Bisher hat sich gezeigt, dass die DMSO-Vorbehandlung die Differenzierungsfähigkeit zu allen drei Keimschichten in über 30 kontroll- und krankheitsspezifischen menschlichen ESC- und iPSC-Zelllinien^3,5 sowie die Differenzierung von Stammzellen und anderen Zelllinien zu einer Vielzahl anderer ausgereifter Zelltypen in nachfolgenden Studien^{10,11,12,13,14,15,16, 17 , 18 , 19 , 20 , 21 , 22 , 23 , 24 , 25 , 26 , 27 , 28} (Tabelle 1). Darüber hinaus hat sich gezeigt, dass die DMSO-Behandlung wirksam ist, um die Differenzierung der nichtmenschlichen Primärzellen^21,23 (z. B. Maus, Primaten, Kaninchen) zu verbessern, was auf gemeinsame Mechanismen zwischen den Arten hindeutet.
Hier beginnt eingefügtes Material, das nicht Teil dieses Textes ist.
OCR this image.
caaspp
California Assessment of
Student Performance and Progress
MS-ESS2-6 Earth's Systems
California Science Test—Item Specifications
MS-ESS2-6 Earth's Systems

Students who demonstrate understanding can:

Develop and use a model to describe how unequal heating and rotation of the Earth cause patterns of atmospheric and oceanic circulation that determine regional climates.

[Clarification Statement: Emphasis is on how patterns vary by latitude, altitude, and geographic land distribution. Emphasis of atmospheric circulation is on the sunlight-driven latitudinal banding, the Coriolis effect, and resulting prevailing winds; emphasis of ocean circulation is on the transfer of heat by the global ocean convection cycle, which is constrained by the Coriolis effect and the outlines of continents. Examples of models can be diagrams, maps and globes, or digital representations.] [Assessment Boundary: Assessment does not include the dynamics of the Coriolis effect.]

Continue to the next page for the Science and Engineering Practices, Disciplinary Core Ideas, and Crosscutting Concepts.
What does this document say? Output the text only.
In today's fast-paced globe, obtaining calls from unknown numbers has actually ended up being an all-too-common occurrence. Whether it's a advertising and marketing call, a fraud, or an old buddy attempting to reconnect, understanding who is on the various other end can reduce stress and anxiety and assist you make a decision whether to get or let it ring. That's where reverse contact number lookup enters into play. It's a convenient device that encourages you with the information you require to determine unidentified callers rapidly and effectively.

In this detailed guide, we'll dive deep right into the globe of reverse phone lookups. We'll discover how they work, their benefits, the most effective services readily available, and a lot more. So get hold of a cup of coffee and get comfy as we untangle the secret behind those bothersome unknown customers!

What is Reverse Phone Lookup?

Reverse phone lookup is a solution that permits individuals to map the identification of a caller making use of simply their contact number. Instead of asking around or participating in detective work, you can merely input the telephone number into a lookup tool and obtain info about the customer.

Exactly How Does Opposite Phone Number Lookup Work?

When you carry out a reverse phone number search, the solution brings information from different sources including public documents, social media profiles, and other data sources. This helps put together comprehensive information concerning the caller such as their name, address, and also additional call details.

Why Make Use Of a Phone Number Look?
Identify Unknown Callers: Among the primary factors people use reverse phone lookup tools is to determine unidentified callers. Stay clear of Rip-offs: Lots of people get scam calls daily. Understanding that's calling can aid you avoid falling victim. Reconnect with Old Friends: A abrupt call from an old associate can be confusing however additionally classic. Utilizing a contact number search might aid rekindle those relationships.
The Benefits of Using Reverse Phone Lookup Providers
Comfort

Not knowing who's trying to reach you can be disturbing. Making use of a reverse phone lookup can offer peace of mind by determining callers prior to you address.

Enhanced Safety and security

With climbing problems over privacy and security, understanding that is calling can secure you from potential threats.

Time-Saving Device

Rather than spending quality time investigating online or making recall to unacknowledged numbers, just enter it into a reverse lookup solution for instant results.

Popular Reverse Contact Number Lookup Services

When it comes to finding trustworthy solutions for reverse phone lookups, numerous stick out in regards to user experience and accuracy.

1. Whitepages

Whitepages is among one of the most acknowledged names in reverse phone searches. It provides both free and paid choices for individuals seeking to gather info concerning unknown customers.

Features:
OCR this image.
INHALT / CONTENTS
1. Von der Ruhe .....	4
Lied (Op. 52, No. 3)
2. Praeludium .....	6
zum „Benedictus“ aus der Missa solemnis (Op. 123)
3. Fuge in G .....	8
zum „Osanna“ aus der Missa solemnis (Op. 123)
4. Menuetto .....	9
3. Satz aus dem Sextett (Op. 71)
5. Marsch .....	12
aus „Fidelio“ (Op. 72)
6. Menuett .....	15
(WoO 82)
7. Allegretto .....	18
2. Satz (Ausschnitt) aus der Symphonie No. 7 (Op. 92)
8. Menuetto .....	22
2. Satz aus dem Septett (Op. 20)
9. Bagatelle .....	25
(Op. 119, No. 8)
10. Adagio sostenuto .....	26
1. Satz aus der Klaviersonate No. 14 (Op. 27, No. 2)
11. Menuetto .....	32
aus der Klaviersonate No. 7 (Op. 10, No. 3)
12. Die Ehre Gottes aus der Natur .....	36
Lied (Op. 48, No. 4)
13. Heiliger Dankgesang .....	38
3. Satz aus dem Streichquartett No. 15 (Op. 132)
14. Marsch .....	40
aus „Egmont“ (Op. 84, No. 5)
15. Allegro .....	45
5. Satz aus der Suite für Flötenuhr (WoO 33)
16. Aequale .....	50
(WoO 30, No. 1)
Schließlich wurde die DMSO-Vorbehandlung auch auf die Gen-Editing-Technologie ausgedehnt, wobei eine spezielle Studie zeigte, dass die 24-h-DMSO-Vorbehandlung von hESCs/iPSCs die Fähigkeit von Clustered Regularly Interspaced Short Palindromic Repeats (CRISPR) signifikant erhöhte. /CRISPR-assoziiertes Protein-9 (Cas9)-vermittelte Bearbeitungseffizienz von nicht-kodierender DNA ohne unbeabsichtigte Mutationen²⁹. Hier ist eine detaillierte Methodik der DMSO-Vorbehandlung von hESCs und iPSCs für Anwendungen in der Stammzellbiologie und gezielten Differenzierung vorgesehen.

Protokoll

1. Stammzellpflege

HINWEIS: Das unten beschriebene Zellerhaltungsprotokoll gilt für pluipotente Stammzellen (PSCs), die in einer anhaftenden Monoschicht gehalten werden. Medien, andere Reagenzien und Zellkulturplatten, die vor der DMSO-Behandlung verwendet werden, können bei Bedarf angepasst werden. Für alle folgenden Protokolle in diesem Manuskript sollten Zellen unter einem biologischen Sicherheitsschrank behandelt werden.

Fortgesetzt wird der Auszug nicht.